Prácticamente
a la carrera regreso por donde he venido y no paro ni para consultar el mapa,
esta vez debo de estar siguiendo la ruta adecuada. A lo lejos, oigo las
campanadas del reloj: ya son las doce en punto. Imagino a Alexei, bajo la
esfera del Reloj Astronómico, mientras suenan las campanadas, confirmando, un
día más, mi ausencia.
Cuando por fin entro en la plaza de la Ciudad Vieja a las doce
y cuarto, lo que más me sorprende es la marea de gente y el bullicio; no sé
dónde está el reloj, a simple vista solo veo una plaza colorida, llena de
palacios preciosos, cada uno de un color; varias terrazas desplegadas entre
monumentos; una imponente iglesia con dos torres, que reconozco de la guía,
Nuestra Señora de Tyn; igual que la
escultura de color bronce que representa a Jan Hus (...)
Ya es casi la
una.
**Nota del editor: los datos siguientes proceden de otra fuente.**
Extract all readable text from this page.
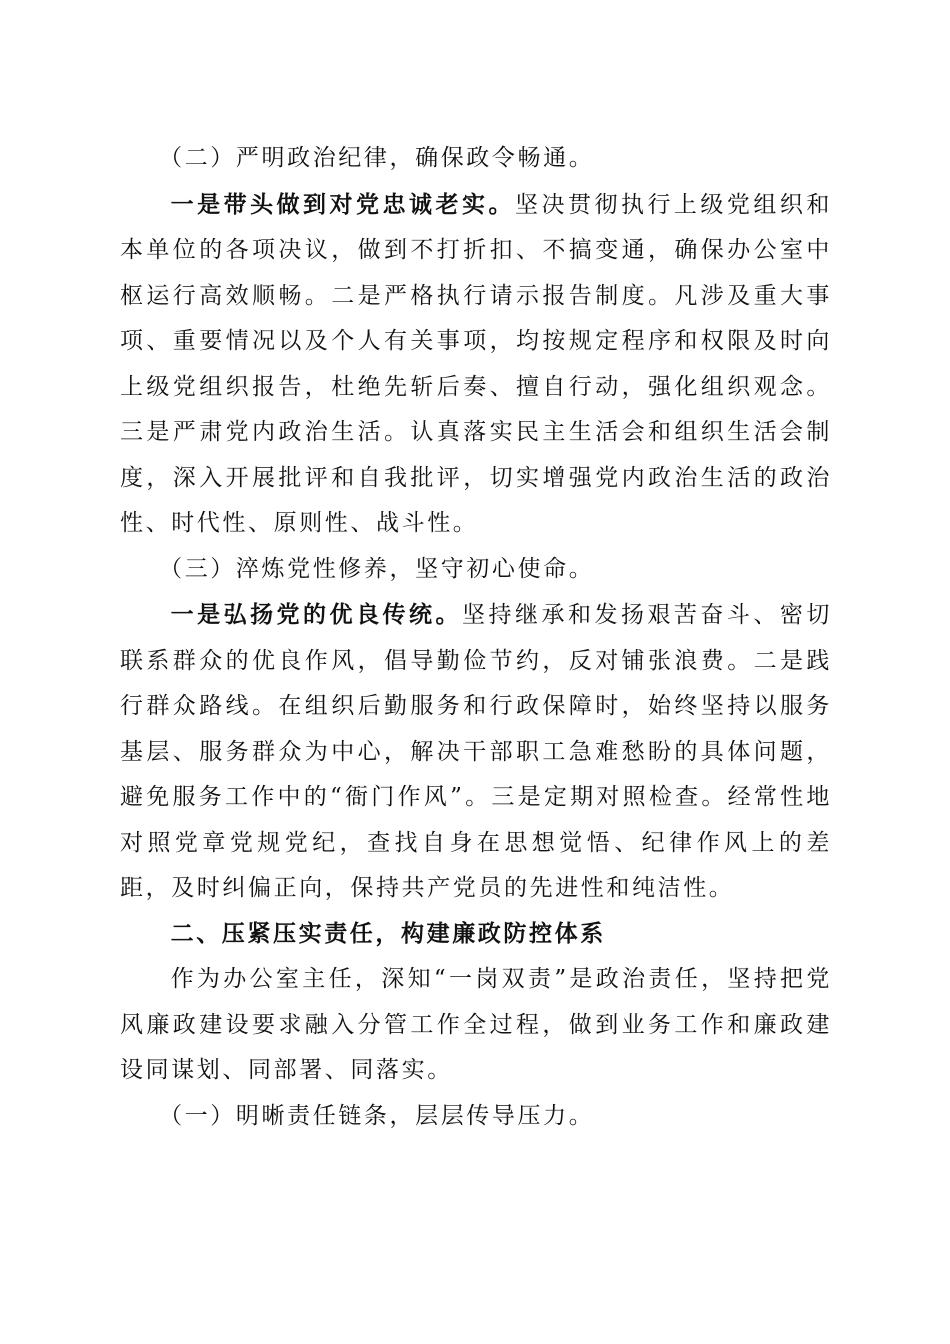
（二）严明政治纪律，确保政令畅通。

一是带头做到对党忠诚老实。坚决贯彻执行上级党组织和本单位的各项决议，做到不打折扣、不搞变通，确保办公室中枢运行高效顺畅。二是严格执行请示报告制度。凡涉及重大事项、重要情况以及个人有关事项，均按规定程序和权限及时向上级党组织报告，杜绝先斩后奏、擅自行动，强化组织观念。三是严肃党内政治生活。认真落实民主生活会和组织生活会制度，深入开展批评和自我批评，切实增强党内政治生活的政治性、时代性、原则性、战斗性。

（三）淬炼党性修养，坚守初心使命。

一是弘扬党的优良传统。坚持继承和发扬艰苦奋斗、密切联系群众的优良作风，倡导勤俭节约，反对铺张浪费。二是践行群众路线。在组织后勤服务和行政保障时，始终坚持以服务基层、服务群众为中心，解决干部职工急难愁盼的具体问题，避免服务工作中的“衙门作风”。三是定期对照检查。经常性地对照党章党规党纪，查找自身在思想觉悟、纪律作风上的差距，及时纠偏正向，保持共产党员的先进性和纯洁性。

二、压紧压实责任，构建廉政防控体系

作为办公室主任，深知“一岗双责”是政治责任，坚持把党风廉政建设要求融入分管工作全过程，做到业务工作和廉政建设同谋划、同部署、同落实。

（一）明晰责任链条，层层传导压力。
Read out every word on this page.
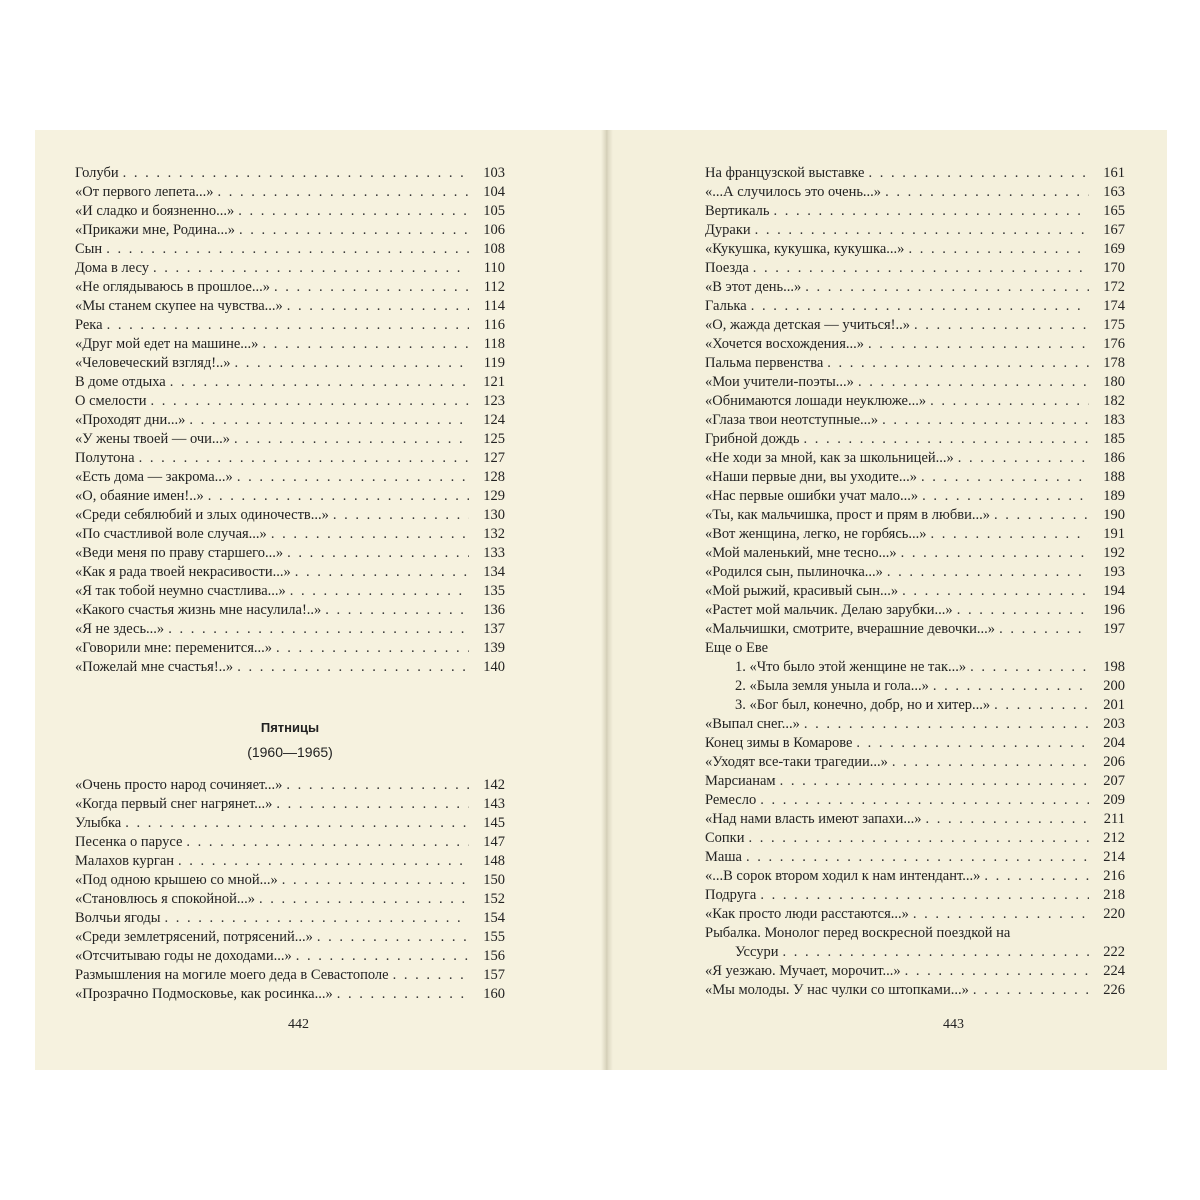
Голуби . . .	103
«От первого лепета...» . . .	104
«И сладко и боязненно...» . . .	105
«Прикажи мне, Родина...» . . .	106
Сын . . .	108
Дома в лесу . . .	110
«Не оглядываюсь в прошлое...» . . .	112
«Мы станем скупее на чувства...» . . .	114
Река . . .	116
«Друг мой едет на машине...» . . .	118
«Человеческий взгляд!..» . . .	119
В доме отдыха . . .	121
О смелости . . .	123
«Проходят дни...» . . .	124
«У жены твоей — очи...» . . .	125
Полутона . . .	127
«Есть дома — закрома...» . . .	128
«О, обаяние имен!..» . . .	129
«Среди себялюбий и злых одиночеств...» . . .	130
«По счастливой воле случая...» . . .	132
«Веди меня по праву старшего...» . . .	133
«Как я рада твоей некрасивости...» . . .	134
«Я так тобой неумно счастлива...» . . .	135
«Какого счастья жизнь мне насулила!..» . . .	136
«Я не здесь...» . . .	137
«Говорили мне: переменится...» . . .	139
«Пожелай мне счастья!..» . . .	140
Пятницы
(1960—1965)
«Очень просто народ сочиняет...» . . .	142
«Когда первый снег нагрянет...» . . .	143
Улыбка . . .	145
Песенка о парусе . . .	147
Малахов курган . . .	148
«Под одною крышею со мной...» . . .	150
«Становлюсь я спокойной...» . . .	152
Волчьи ягоды . . .	154
«Среди землетрясений, потрясений...» . . .	155
«Отсчитываю годы не доходами...» . . .	156
Размышления на могиле моего деда в Севастополе . . .	157
«Прозрачно Подмосковье, как росинка...» . . .	160
442
На французской выставке . . .	161
«...А случилось это очень...» . . .	163
Вертикаль . . .	165
Дураки . . .	167
«Кукушка, кукушка, кукушка...» . . .	169
Поезда . . .	170
«В этот день...» . . .	172
Галька . . .	174
«О, жажда детская — учиться!..» . . .	175
«Хочется восхождения...» . . .	176
Пальма первенства . . .	178
«Мои учители-поэты...» . . .	180
«Обнимаются лошади неуклюже...» . . .	182
«Глаза твои неотступные...» . . .	183
Грибной дождь . . .	185
«Не ходи за мной, как за школьницей...» . . .	186
«Наши первые дни, вы уходите...» . . .	188
«Нас первые ошибки учат мало...» . . .	189
«Ты, как мальчишка, прост и прям в любви...» . . .	190
«Вот женщина, легко, не горбясь...» . . .	191
«Мой маленький, мне тесно...» . . .	192
«Родился сын, пылиночка...» . . .	193
«Мой рыжий, красивый сын...» . . .	194
«Растет мой мальчик. Делаю зарубки...» . . .	196
«Мальчишки, смотрите, вчерашние девочки...» . . .	197
Еще о Еве
1. «Что было этой женщине не так...» . . .	198
2. «Была земля уныла и гола...» . . .	200
3. «Бог был, конечно, добр, но и хитер...» . . .	201
«Выпал снег...» . . .	203
Конец зимы в Комарове . . .	204
«Уходят все-таки трагедии...» . . .	206
Марсианам . . .	207
Ремесло . . .	209
«Над нами власть имеют запахи...» . . .	211
Сопки . . .	212
Маша . . .	214
«...В сорок втором ходил к нам интендант...» . . .	216
Подруга . . .	218
«Как просто люди расстаются...» . . .	220
Рыбалка. Монолог перед воскресной поездкой на
Уссури . . .	222
«Я уезжаю. Мучает, морочит...» . . .	224
«Мы молоды. У нас чулки со штопками...» . . .	226
443
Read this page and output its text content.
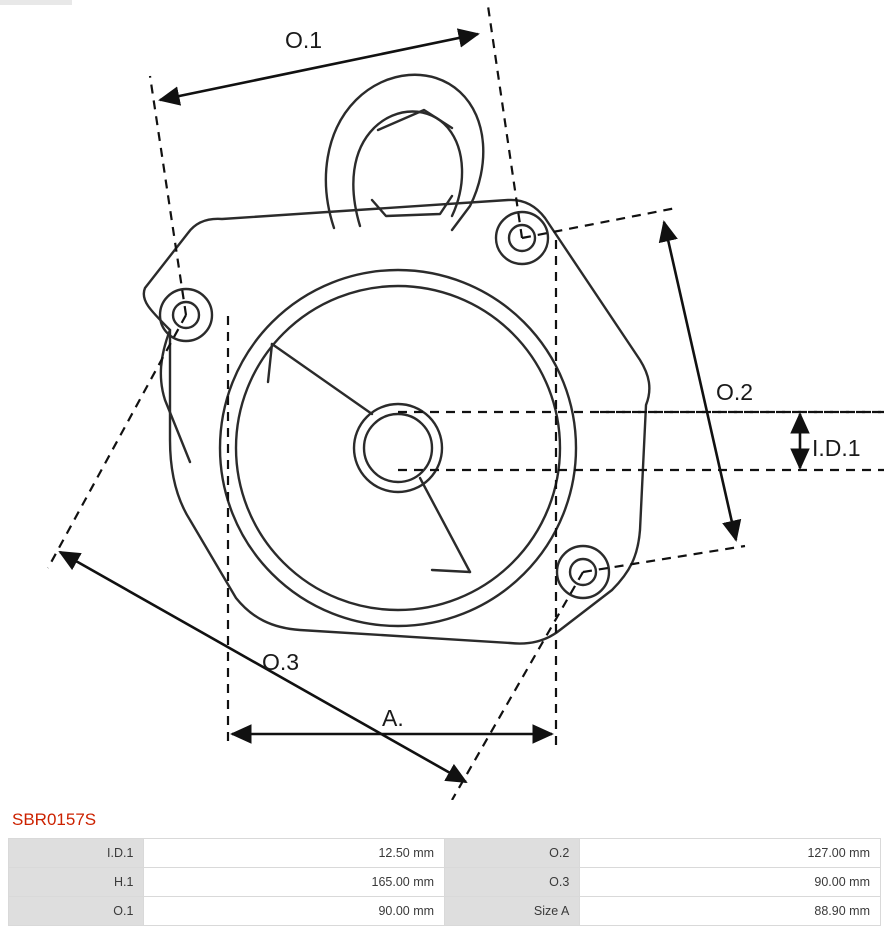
O.1
O.2
O.3
I.D.1
A.
SBR0157S
I.D.1	12.50 mm	O.2	127.00 mm
H.1	165.00 mm	O.3	90.00 mm
O.1	90.00 mm	Size A	88.90 mm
Pago y me acerco al Reloj Astronómico para tener un buen lugar desde el
que ver «El paseo de los apóstoles» que tiene lugar a las horas en punto.
De repente, me
veo rodeada de turistas y me sorprende oírles hablar a todos en español.
Entonces me
doy cuenta de que siguen a un chico rubio vestido de negro que lleva
un paraguas morado en alto y que en ese momento les da la bienvenida al Free Tour. Se
presenta como Juan, nuestro guía turístico, y dice que la ruta será de tres
horas y que, al final, si nos ha resultado satisfactoria, le paguemos lo que
nos apetezca.
Sin perder
tiempo, empieza a hablar del Reloj Astronómico, ofreciendo su historia y
detalles; cuenta que las figuras que flanquean
la esfera son la Vanidad, la
Avaricia, la Muerte y la Invasión Pagana, representada por un turco; y que las
figuras que veremos desfilar por encima del reloj son los doce apóstoles. Pero
yo no puedo prestar atención.
Solo puedo
contemplarle, asombrada, como si fuera un milagro.
Al terminar su
explicación, Alexei calla y la figura más sombría toma su relevo. La Muerte toca
una campana e invierte su reloj de arena. Todo el mundo mira hacia arriba,
hacia el desfile de los apóstoles, pero yo le miro a él, mientras se oyen los
timbres, mezclados con los clics de los obturadores de las cámaras. Él,
habituado a contemplar el espectáculo, lo ve con indiferencia, hasta que baja
su mirada y por fin sus ojos se encuentran con los míos. Me mira asombrado; yo
también a él. Los dos sonreímos
como dos tontos. Un gallo canta en el reloj y se oye la campanada que da la
hora; nosotros, mientras, nos besamos apasionadamente. Algunos turistas
aplauden el espectáculo de las marionetas; otros nos aplauden a nosotros.